January’s return to positive in factory manager sentiment likely stemmed from the signing of the long anticipated and much delayed US-China trade pact and the consequent reduction in trade tensions between the nations.

As the survey said, ““Comments from the panel were positive, with sentiment improving compared to December. The PMI® returned to expansion territory for the first time since July 2019.”  In previous surveys execuitives had  repeatedly voiced their concerns over the trade war.

The January ISM survey was conducted throughout the month with the questionnaires sent early and often returned late.  

China’s health crisis has been in evidence since the beginning of the year but has not as yet had an appreciable impact on sentiment. It is possible that will change as the impact of the crisis on the Chinese economy, the US and the globe becomes clear.

With the US economy expanding at a steady 2% pace since the first quarter it was the actual and feared impact of the China trade dispute that had brought business spending to a near standstill.   

US GDP, consumers and the labor market

Economic growth in the US waned somewhat in 2019 expanding 2.3%, the slowest pace in three years following 2.9% in 2018.  After 3.1% in the first three months growth was unchanging for the next three quarters, 2.1% in the second, 2.0% in the third and 2.1% again in the fourth.  The US is in its record 11th straight year of growth the longest span in its history. 

US GDP, Annualized


Consumer spending has continued to be the main support of the economy backed by a strong labor market and rising wages. The retail sales control group which is the consumption component of the Bureau of Economic Analysis’ GDP calculation averaged a 0.33% monthly gain from February to December.

Business spending has declined sharply in the second half of the year as the collapse in sentiment took its toll on planning and the willingness to undertake risk.

The durable goods grouping non-defense capital goods excluding aircraft, a standard proxy for business investment, declined from a .567% monthly average in June to 0.017% in December.  Overall business investment shrank for the three quarters to the end of the year, the worst investment performance since 2009. 

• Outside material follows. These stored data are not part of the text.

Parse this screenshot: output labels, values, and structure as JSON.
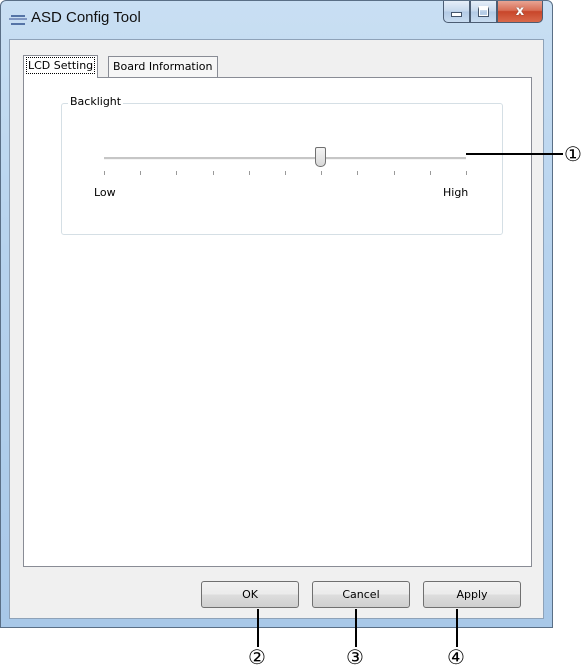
{
  "window": {
    "title": "ASD Config Tool",
    "close_glyph": "x"
  },
  "tabs": [
    {
      "label": "LCD Setting",
      "active": true
    },
    {
      "label": "Board Information",
      "active": false
    }
  ],
  "backlight": {
    "group_label": "Backlight",
    "low_label": "Low",
    "high_label": "High",
    "tick_count": 11,
    "level_fraction": 0.6
  },
  "buttons": {
    "ok": "OK",
    "cancel": "Cancel",
    "apply": "Apply"
  },
  "callouts": {
    "slider": "①",
    "ok": "②",
    "cancel": "③",
    "apply": "④"
  },
  "icons": [
    "window-icon",
    "minimize-icon",
    "maximize-icon",
    "close-icon"
  ],
  "colors": {
    "title_bar": "#b7d3ee",
    "close_button": "#c8462a",
    "dialog_background": "#f0f0f0"
  }
}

Job creation moderated in 2019 from its exceptional performance the prior year.  Non-farm payrolls fell 26% from 235,000 in the 12-month moving average in January to 174,000 by year’s end.   Yet hiring easily remained strong enough to keep wages rising. December’s 2.9% annual gain was the first below 3% in 15 months.

Conclusion and the dollar

The unexpected rise in manufacturing PMI in January bodes well for the larger services sector, which, at any rate, was never as deeply affected by the China trade war as was its smaller confederate.

If the trade agreement lives up to its press and helps to restore confidence and spending in the business sector, then adding that to the still expansive consumer should produce a return to 3% annual GDP and a further improvement in business sentiment.

The dollar would be the direct beneficiary as economic comparison returns to mediate direction in the currency markets.

For the moment the China health crisis, as difficult as it may be, has not generated commensurate difficulties for the US or global economies.